Avant de quitter la Garde du Roi, Galehaut vêtit une chappe légère d'isembrun[25], fourrée de cendal vert; et, pour mieux rêver à son aise, il en abattit le chaperon sur ses yeux. Ainsi remontèrent-ils, seulement accompagnés de quatre écuyers. Après avoir traversé le fleuve d'Azurne qui confinait aux marches de Galore, ils suivirent le cours de la Tarance jusqu'à l'entrée d'une forêt qui couvrait une roche dominée par le grand et splendide château de l'Orgueilleuse Garde. «Voilà,» dit Lancelot en l'apercevant, «une construction merveilleuse.—Elle fut, répond Galehaut, érigée pour garder la mémoire d'un grand orgueil et d'une folie des plus étranges.
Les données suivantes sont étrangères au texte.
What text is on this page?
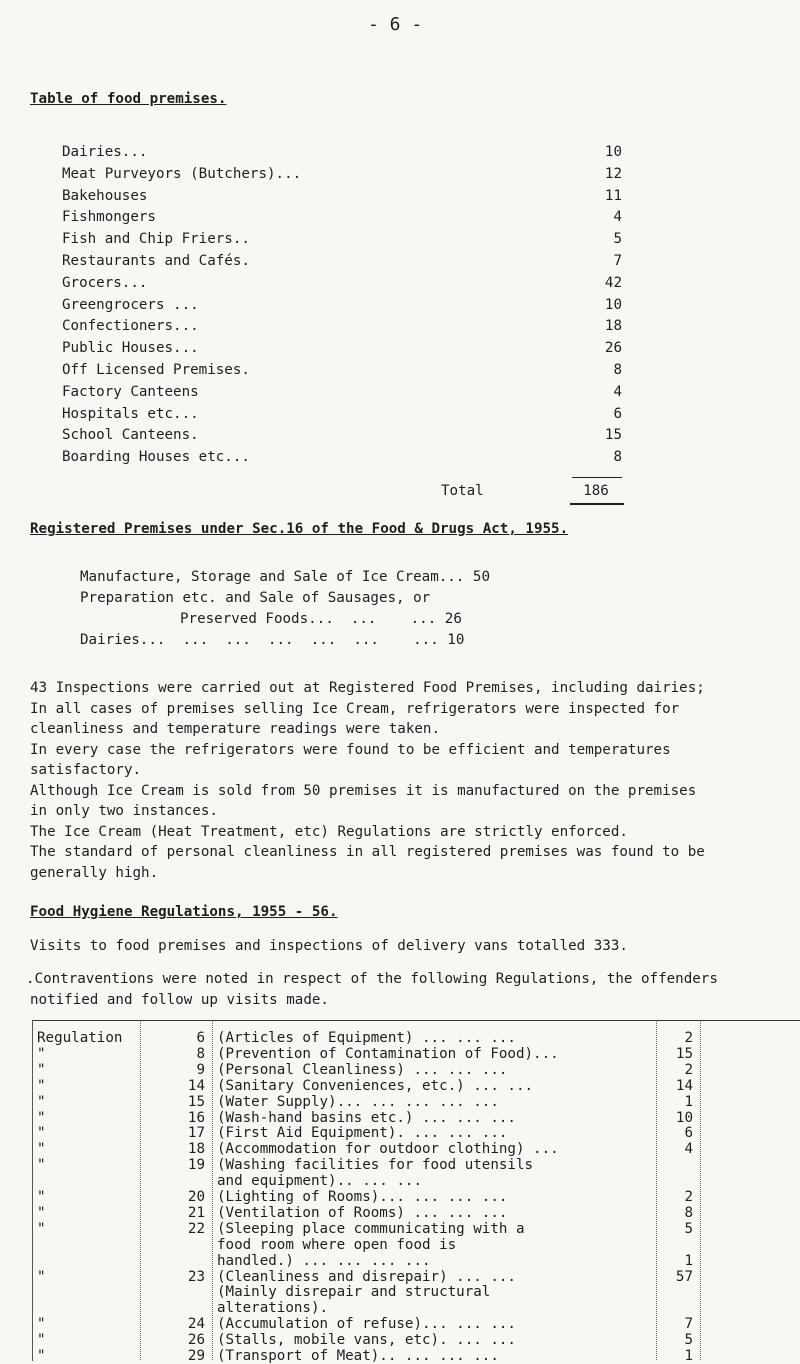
- 6 -
Table of food premises.
Dairies...	10
Meat Purveyors (Butchers)...	12
Bakehouses	11
Fishmongers	4
Fish and Chip Friers..	5
Restaurants and Cafés.	7
Grocers...	42
Greengrocers ...	10
Confectioners...	18
Public Houses...	26
Off Licensed Premises.	8
Factory Canteens	4
Hospitals etc...	6
School Canteens.	15
Boarding Houses etc...	8
Total	186
Registered Premises under Sec.16 of the Food & Drugs Act, 1955.
Manufacture, Storage and Sale of Ice Cream... 50
Preparation etc. and Sale of Sausages, or
Preserved Foods...  ...    ... 26
Dairies...  ...  ...  ...  ...  ...    ... 10
43 Inspections were carried out at Registered Food Premises, including dairies;
In all cases of premises selling Ice Cream, refrigerators were inspected for
cleanliness and temperature readings were taken.
In every case the refrigerators were found to be efficient and temperatures
satisfactory.
Although Ice Cream is sold from 50 premises it is manufactured on the premises
in only two instances.
The Ice Cream (Heat Treatment, etc) Regulations are strictly enforced.
The standard of personal cleanliness in all registered premises was found to be
generally high.
Food Hygiene Regulations, 1955 - 56.
Visits to food premises and inspections of delivery vans totalled 333.
.Contraventions were noted in respect of the following Regulations, the offenders
notified and follow up visits made.
Regulation	6 (Articles of Equipment) ... ... ...	2
"	8 (Prevention of Contamination of Food)...	15
"	9 (Personal Cleanliness) ... ... ...	2
"	14 (Sanitary Conveniences, etc.) ... ...	14
"	15 (Water Supply)... ... ... ... ...	1
"	16 (Wash-hand basins etc.) ... ... ...	10
"	17 (First Aid Equipment). ... ... ...	6
"	18 (Accommodation for outdoor clothing) ...	4
"	19 (Washing facilities for food utensils
and equipment).. ... ...
"	20 (Lighting of Rooms)... ... ... ...	2
"	21 (Ventilation of Rooms) ... ... ...	8
"	22 (Sleeping place communicating with a	5
food room where open food is
handled.) ... ... ... ...	1
"	23 (Cleanliness and disrepair) ... ...	57
(Mainly disrepair and structural
alterations).
"	24 (Accumulation of refuse)... ... ...	7
"	26 (Stalls, mobile vans, etc). ... ...	5
"	29 (Transport of Meat).. ... ... ...	1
C'était du temps où je méditais la guerre contre le roi Artus. Après l'avoir conquise, je ne pensais pas avoir grande peine à soumettre tous les autres rois du monde; et, dans cette confiance, je fis disposer sur les murailles cent cinquante créneaux, pour autant de rois que je voulais conquérir. J'aurais hébergé ces rois, dans le château, le jour où je devais prendre le titre de roi des rois. Les fêtes du couronnement auraient duré deux semaines: et après la messe du grand jour, je me serais assis à table sur le plus haut siége, en manteau royal, ma couronne sur un grand candélabre d'argent: autour de moi se seraient assis les cent cinquante rois, leur couronne également posée devant eux sur un moindre candélabre. Après le manger, tous ces candélabres auraient été portés aux créneaux, jusqu'à la chute du jour; puis on aurait enlevé les couronnes, pour les remplacer par autant de cierges assez pesants pour n'avoir rien à craindre du vent et rester allumés jusqu'au lendemain. Sur la plus haute tour aurait étincelé, le jour, ma grande couronne, et la nuit le plus grand cierge qu'on aurait pu façonner. Dans chacune des journées suivantes j'aurais prodigué les dons les plus riches. Enfin, les fêtes passées, j'aurais fait avec tous ces rois un voyage dans toutes les parties du monde[26].»